ULTRADE is planning to integrate with Threshold’s technology, to enable non-custodial orderbook trading of Bitcoin with direct deposits/withdrawals (utilizing Threshold’s proxy solution). Effectively, this means tBTC would be used as an on/off ramp for bitcoin into the trading platform, but without the user having to do manual mint/redeem. As a solution this is geared more towards BTC traders rather than tBTC users.

While we recognize that mint/redeem fees are a significant source of revenue for the Threshold Network participants, we wanted to share with you our specific use case and our concerns about the proposed fees. We believe such fees may be prohibitively expensive for users who are simply looking to trade BTC, kind of similar to a situation where a Centralized Exchange would charge their users 0.1%/0.25% to deposit/withdraw BTC for trading.

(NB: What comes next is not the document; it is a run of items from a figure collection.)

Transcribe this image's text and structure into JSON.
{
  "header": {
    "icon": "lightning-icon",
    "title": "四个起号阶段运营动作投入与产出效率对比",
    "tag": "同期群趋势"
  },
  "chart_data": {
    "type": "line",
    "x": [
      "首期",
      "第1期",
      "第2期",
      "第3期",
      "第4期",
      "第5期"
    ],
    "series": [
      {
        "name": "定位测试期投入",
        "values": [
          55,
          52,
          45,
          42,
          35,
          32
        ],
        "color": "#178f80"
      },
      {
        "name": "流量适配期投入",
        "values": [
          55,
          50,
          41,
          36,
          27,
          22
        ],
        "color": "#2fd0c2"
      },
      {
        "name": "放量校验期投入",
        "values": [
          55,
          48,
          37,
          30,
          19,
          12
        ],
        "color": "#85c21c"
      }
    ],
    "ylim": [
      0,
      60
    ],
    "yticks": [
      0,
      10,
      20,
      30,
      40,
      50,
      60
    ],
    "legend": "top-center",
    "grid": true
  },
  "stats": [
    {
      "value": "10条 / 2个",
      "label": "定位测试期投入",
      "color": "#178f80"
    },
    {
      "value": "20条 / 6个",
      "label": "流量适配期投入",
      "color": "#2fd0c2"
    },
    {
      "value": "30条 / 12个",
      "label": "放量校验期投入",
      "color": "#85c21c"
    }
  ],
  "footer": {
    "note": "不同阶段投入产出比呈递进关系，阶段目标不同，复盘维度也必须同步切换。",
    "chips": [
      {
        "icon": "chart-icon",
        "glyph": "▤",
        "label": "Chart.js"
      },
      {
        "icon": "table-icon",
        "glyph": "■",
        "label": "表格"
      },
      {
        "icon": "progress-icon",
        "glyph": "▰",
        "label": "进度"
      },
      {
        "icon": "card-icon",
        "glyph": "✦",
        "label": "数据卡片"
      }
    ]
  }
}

Ultrade is about to launch its mainnet any day now, supporting non-custodial, bridgeless crosschain orderbook trading across Ethereum, Solana, Base, Arbitrum, BNB, Avalanche, Optimism, Polygon, Algorand and several more chains coming. BTC is next on our todo list and the plan has been to use tBTC with proxies for that purpose, yet we are now concerned about the fees. We have some ideas on alternative solutions where the fees perhaps could be exempted in specific use-cases like ours, and instead may provide trading fee revenue share as compensation for Threshold Network.
As we engage with the Threshold team, we would also love to discuss with the DAO members and hope to find a path forward for our mutual benefits.

1 Like

I am very much in favour of this, something worth noting from a growth perspective is that tBTC is slowly being added as collateral assets for Bitcoin LSTs. Once tBTC is deposited into these LSTs, the tBTC will be unwrapped and deposited into Babylon as BTC.

The recent 260 tBTC increase on Base is because of tBTC being added as a collateral asset to SolvBTC. Since its expected that these funds will be off-ramped and TVL won’t be retained, Threshold should make the most of this opportunity and profit from it.